Salinger was unfazed; his original plan involved live foxes anyway. To make them appear seemingly spirit-like, they would be coated with luminescent paint. Salinger’s plot clearly did not take animal welfare into account: The paint did more than just give the bushy-tailed creatures an otherworldly glow—it was also hazardously radioactive.

black and white photo of radium girls at work in a factory
Radium girls at work in a factory, circa 1922. / Wikimedia Commons // Public Domain

The dangers of the paint were well-known. In 1928, five “Radium Girls” sued U.S. Radium after being falsely told the luminous paint they worked with was safe. The women were employed to paint watch and clock faces and ingested the substance when shaping their brushes to a point with their mouths. The poisonous substance caused necrosis of the jaw and even death, among many other issues.

Despite the known hazards of using such a dangerous product, 30 foxes were painted and taken for a test run (literally!): The OSS released the glow-in-the-dark animals in Washington, D.C.’s Rock Creek Park. It was a popular spot, mere miles from the White House, historically frequented by several presidents (Teddy Roosevelt had been particularly prone to taking people birding, hiking, and rock climbing there). The OSS figured that if the ghostly canines could give the American public a little fright, then they would surely terrify the Japanese people. Park-goers were suitably spooked, with the National Park Police reporting, “Horrified citizens, shocked by the sudden sight of the leaping ghost-like animals, fled from the dark recesses of the park with the ‘screaming jeemies.’”

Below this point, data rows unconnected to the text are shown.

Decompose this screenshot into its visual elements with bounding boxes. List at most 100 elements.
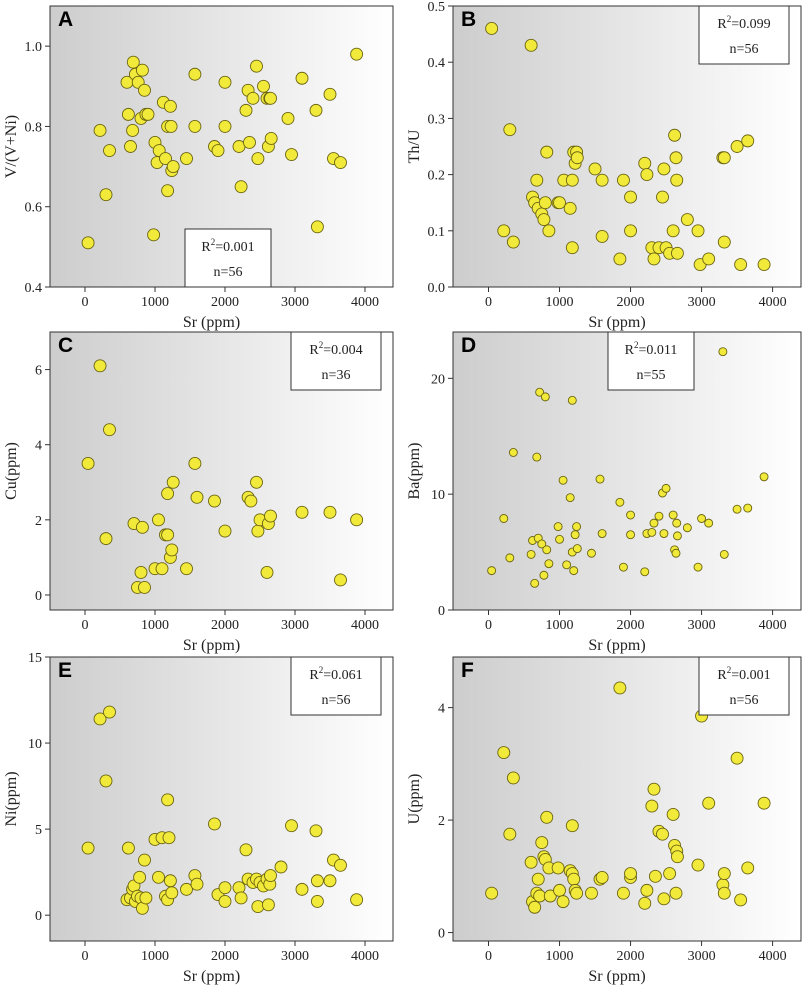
data-point [180, 562, 193, 576]
data-point [562, 560, 572, 570]
data-point [503, 123, 517, 137]
stats-legend: R2=0.011 n=55 [607, 331, 695, 391]
data-point [161, 528, 175, 542]
data-point [697, 514, 707, 523]
x-axis-title: Sr (ppm) [183, 314, 240, 331]
data-point [640, 883, 654, 897]
data-point [310, 874, 324, 888]
data-point [251, 152, 265, 165]
data-point [159, 152, 172, 165]
stats-legend-box [290, 656, 382, 716]
data-point [569, 566, 579, 576]
data-point [147, 228, 161, 242]
data-point [570, 886, 584, 900]
stats-legend: R2=0.061 n=56 [290, 656, 382, 716]
data-point [135, 520, 149, 534]
x-axis-title: Sr (ppm) [588, 314, 645, 331]
data-point [587, 548, 596, 558]
data-point [567, 872, 581, 886]
data-point [531, 872, 545, 886]
r-squared-label: R2=0.061 [309, 665, 362, 683]
y-axis-title: Th/U [406, 129, 423, 163]
data-point [682, 523, 692, 533]
data-point [138, 853, 151, 867]
data-point [645, 799, 659, 813]
data-point [734, 258, 748, 271]
data-point [163, 99, 177, 113]
data-point [648, 869, 662, 883]
data-point [526, 549, 536, 559]
data-point [152, 870, 165, 884]
y-tick-label: 0.3 [428, 112, 446, 127]
data-point [647, 782, 661, 796]
data-point [669, 151, 683, 165]
stats-legend: R2=0.001 n=56 [698, 656, 790, 716]
stats-legend: R2=0.004 n=36 [290, 331, 382, 391]
y-tick-label: 0 [35, 589, 42, 604]
data-point [638, 156, 652, 170]
data-point [719, 549, 729, 559]
data-point [730, 751, 744, 765]
data-point [539, 570, 549, 580]
data-point [624, 867, 638, 880]
data-point [540, 392, 550, 402]
data-point [666, 808, 680, 821]
data-point [670, 173, 684, 187]
data-point [218, 524, 232, 538]
data-point [103, 423, 116, 437]
data-point [535, 836, 549, 850]
r-squared-label: R2=0.099 [717, 14, 770, 32]
data-point [691, 224, 705, 238]
data-point [190, 877, 204, 891]
data-point [533, 889, 547, 903]
data-point [244, 494, 258, 508]
data-point [668, 128, 682, 142]
data-point [164, 119, 178, 133]
data-point [524, 38, 538, 52]
data-point [323, 505, 337, 519]
data-point [350, 513, 364, 527]
data-point [188, 119, 202, 133]
y-tick-label: 20 [431, 372, 445, 387]
x-tick-label: 4000 [759, 295, 787, 310]
data-point [103, 705, 116, 719]
stats-legend-box [607, 331, 695, 391]
data-point [730, 140, 744, 153]
x-axis-title: Sr (ppm) [183, 968, 240, 985]
data-point [103, 144, 116, 157]
x-tick-label: 1000 [141, 618, 169, 633]
y-tick-label: 0.4 [428, 56, 446, 71]
data-point [234, 891, 248, 905]
y-tick-label: 5 [35, 823, 42, 838]
data-point [285, 148, 298, 161]
x-tick-label: 4000 [351, 618, 379, 633]
data-point [661, 483, 671, 493]
data-point [295, 71, 309, 85]
panel-letter: C [58, 334, 73, 357]
data-point [141, 107, 155, 121]
data-point [691, 858, 705, 872]
data-point [81, 841, 95, 855]
data-point [553, 196, 566, 210]
data-point [657, 892, 671, 906]
data-point [624, 190, 638, 204]
data-point [218, 881, 232, 895]
data-point [668, 510, 678, 520]
x-tick-label: 3000 [281, 949, 309, 964]
data-point [155, 562, 169, 576]
data-point [565, 819, 579, 833]
data-point [261, 898, 275, 912]
data-point [124, 140, 137, 153]
data-point [595, 229, 609, 243]
data-point [638, 896, 652, 910]
data-point [613, 252, 627, 266]
stats-legend-box [698, 5, 790, 65]
data-point [139, 891, 153, 905]
data-point [532, 452, 542, 462]
panel-letter: B [461, 8, 476, 31]
data-point [553, 883, 566, 897]
data-point [565, 241, 579, 255]
x-axis-title: Sr (ppm) [588, 637, 645, 654]
data-point [597, 529, 607, 538]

‘A Fox Bearing Death’s Head on His Crown’

With the fluorescent foxes tried and tested on American soil, the next step was to get them to Japan. To see whether they could be dropped into the ocean and then swim to the Japanese shoreline, Salinger’s team threw the foxes into the middle of the Chesapeake Bay. They made it to the beach—but the paint on their fur didn’t.

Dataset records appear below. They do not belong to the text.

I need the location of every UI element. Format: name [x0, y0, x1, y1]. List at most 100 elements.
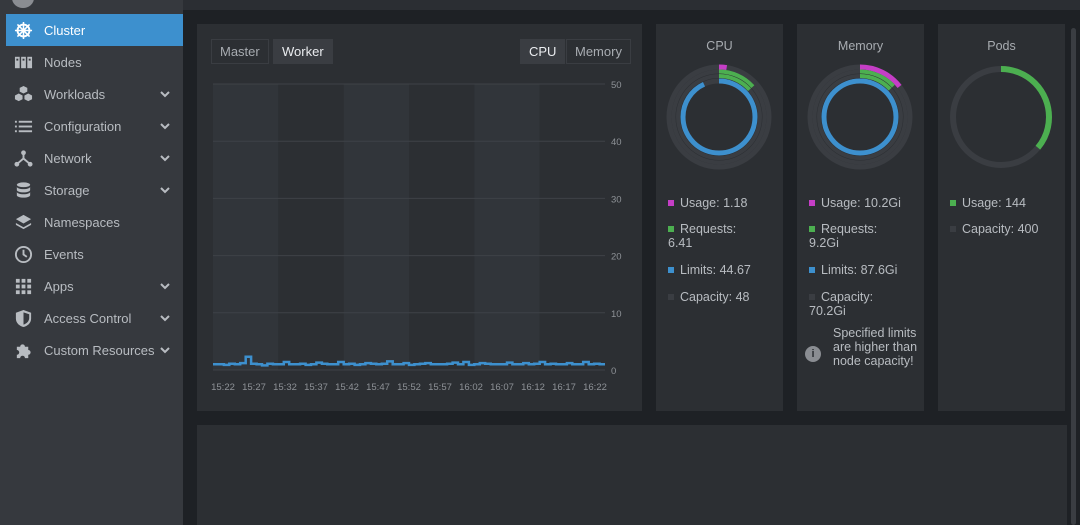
limits-arc — [821, 78, 899, 156]
top-bar — [183, 0, 1080, 10]
legend-usage: Usage: 1.18 — [668, 196, 786, 210]
chart-band — [474, 84, 540, 370]
sidebar: Cluster Nodes Workloads Configuration Ne… — [0, 0, 183, 525]
requests-arc — [812, 69, 908, 165]
sidebar-item-label: Network — [44, 150, 92, 166]
x-tick-label: 16:17 — [552, 382, 576, 393]
x-tick-label: 15:32 — [273, 382, 297, 393]
sidebar-item-storage[interactable]: Storage — [6, 174, 183, 206]
sidebar-item-custom-resources[interactable]: Custom Resources — [6, 334, 183, 366]
memory-card: Memory Usage: 10.2Gi Requests: 9.2Gi Limi… — [797, 24, 924, 411]
chevron-down-icon — [159, 88, 171, 100]
x-tick-label: 16:02 — [459, 382, 483, 393]
y-tick-label: 30 — [611, 194, 622, 205]
chart-band — [213, 84, 279, 370]
chart-band — [409, 84, 475, 370]
series-line — [213, 355, 605, 367]
tab-cpu[interactable]: CPU — [520, 39, 566, 64]
legend-capacity: Capacity: 70.2Gi — [809, 290, 874, 318]
puzzle-icon — [12, 339, 34, 361]
chevron-down-icon — [159, 312, 171, 324]
chevron-down-icon — [159, 152, 171, 164]
memory-donut — [807, 64, 913, 170]
sidebar-item-configuration[interactable]: Configuration — [6, 110, 183, 142]
info-icon: i — [805, 346, 821, 362]
pods-card: Pods Usage: 144 Capacity: 400 — [938, 24, 1065, 411]
y-tick-label: 50 — [611, 80, 622, 91]
usage-arc — [666, 64, 772, 170]
pods-donut — [950, 66, 1052, 168]
list-icon — [12, 115, 34, 137]
scrollbar-thumb[interactable] — [1071, 28, 1076, 525]
x-tick-label: 16:12 — [521, 382, 545, 393]
limits-warning: i Specified limits are higher than node … — [805, 326, 925, 368]
legend-requests: Requests: 9.2Gi — [809, 222, 878, 250]
sidebar-item-label: Custom Resources — [44, 342, 155, 358]
sidebar-item-cluster[interactable]: Cluster — [6, 14, 183, 46]
sidebar-item-network[interactable]: Network — [6, 142, 183, 174]
sidebar-item-label: Events — [44, 246, 84, 262]
shield-icon — [12, 307, 34, 329]
sidebar-item-label: Workloads — [44, 86, 106, 102]
y-tick-label: 10 — [611, 309, 622, 320]
y-tick-label: 40 — [611, 137, 622, 148]
x-tick-label: 15:57 — [428, 382, 452, 393]
sidebar-item-apps[interactable]: Apps — [6, 270, 183, 302]
network-icon — [12, 147, 34, 169]
usage-arc — [950, 66, 1052, 168]
chart-band — [539, 84, 605, 370]
sidebar-item-label: Storage — [44, 182, 90, 198]
card-title: CPU — [706, 39, 733, 53]
x-tick-label: 15:52 — [397, 382, 421, 393]
y-tick-label: 20 — [611, 252, 622, 263]
logo-icon — [12, 0, 34, 8]
card-title: Pods — [987, 39, 1016, 53]
clock-icon — [12, 243, 34, 265]
legend-capacity: Capacity: 48 — [668, 290, 786, 304]
sidebar-item-workloads[interactable]: Workloads — [6, 78, 183, 110]
chevron-down-icon — [159, 280, 171, 292]
sidebar-item-events[interactable]: Events — [6, 238, 183, 270]
x-tick-label: 15:42 — [335, 382, 359, 393]
legend-limits: Limits: 87.6Gi — [809, 263, 927, 277]
card-title: Memory — [837, 39, 884, 53]
sidebar-item-nodes[interactable]: Nodes — [6, 46, 183, 78]
bottom-panel — [197, 425, 1067, 525]
chevron-down-icon — [159, 344, 171, 356]
x-tick-label: 16:07 — [490, 382, 514, 393]
chart-band — [343, 84, 409, 370]
tab-memory[interactable]: Memory — [566, 39, 631, 64]
x-tick-label: 15:47 — [366, 382, 390, 393]
helm-icon — [12, 19, 34, 41]
sidebar-item-namespaces[interactable]: Namespaces — [6, 206, 183, 238]
chevron-down-icon — [159, 120, 171, 132]
chevron-down-icon — [159, 184, 171, 196]
x-tick-label: 16:22 — [583, 382, 607, 393]
sidebar-item-label: Access Control — [44, 310, 132, 326]
sidebar-item-access-control[interactable]: Access Control — [6, 302, 183, 334]
layers-icon — [12, 211, 34, 233]
sidebar-item-label: Configuration — [44, 118, 122, 134]
tab-master[interactable]: Master — [211, 39, 269, 64]
sidebar-item-label: Cluster — [44, 22, 86, 38]
x-tick-label: 15:27 — [242, 382, 266, 393]
cpu-donut — [666, 64, 772, 170]
nodes-icon — [12, 51, 34, 73]
requests-arc — [817, 74, 903, 160]
sidebar-item-label: Namespaces — [44, 214, 120, 230]
legend-usage: Usage: 144 — [950, 196, 1068, 210]
tab-worker[interactable]: Worker — [273, 39, 333, 64]
chart-band — [278, 84, 344, 370]
legend-requests: Requests: 6.41 — [668, 222, 737, 250]
x-tick-label: 15:37 — [304, 382, 328, 393]
database-icon — [12, 179, 34, 201]
x-tick-label: 15:22 — [211, 382, 235, 393]
usage-arc — [807, 64, 913, 170]
sidebar-item-label: Nodes — [44, 54, 82, 70]
legend-limits: Limits: 44.67 — [668, 263, 786, 277]
sidebar-item-label: Apps — [44, 278, 74, 294]
cpu-card: CPU Usage: 1.18 Requests: 6.41 Limits: 44… — [656, 24, 783, 411]
cpu-usage-chart: 50 40 30 20 10 0 15:22 15:27 15:32 15:37 15:42 15:… — [211, 80, 622, 393]
legend-capacity: Capacity: 400 — [950, 222, 1068, 236]
legend-usage: Usage: 10.2Gi — [809, 196, 927, 210]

That problem was cast aside to be solved another day (which never came). In the meantime, Salinger turned his mind to how to deal with the foxes once in Japan. There was no assurance that the animals would make a beeline for populated places, but Salinger figured that if enough foxes were released, then at least some of them would find people to frighten. Failing that, he suggested they paint and release other furry animals—such as muskrats and coyotes—which missed the original point of trying to exploit Japanese superstition related to supernatural foxes.

'Fox Fire On New Years Eve At The Changing Tree At Oji'
'Fox Fire on New Year's Eve at the Changing Tree at Oji,' 1857. / Heritage Images/GettyImages

The cracks in the plan were clear, but Salinger wasn’t about to give up. He returned to the idea of a floating device when he heard about a tale of a spirit that “appears in the form of a fox bearing death’s head on his crown.” Thinking that this legend would be the one to frighten the Japanese forces into defeat, his team “made a stuffed fox with a human skull affixed to his head, equipped with a simple mechanical device for raising and lowering the jaw.” The faux fox would soar through the air via a balloon or kite; like the live animals he had initially intended to use, it, too, would wear a coat of fluorescent paint. (The Allies weren’t the only ones coming up with strange sky-based schemes—the Japanese had also turned to balloons, though their plot involved fire rather than foxes.)

To aid this skull-adorned flying fox in striking fear into the hearts of the enemy, the plan also included having U.S. sympathizers act possessed by uttering “strange chants purportedly emanating from the Fox spirit.”

Unfortunately for Salinger, however, Operation Fantasia was wisely scrapped before it had a chance to make it across the Pacific Ocean. Lovell had been doubtful from the beginning, and noted that the project “will serve as a critique to us in the field of pure reason.”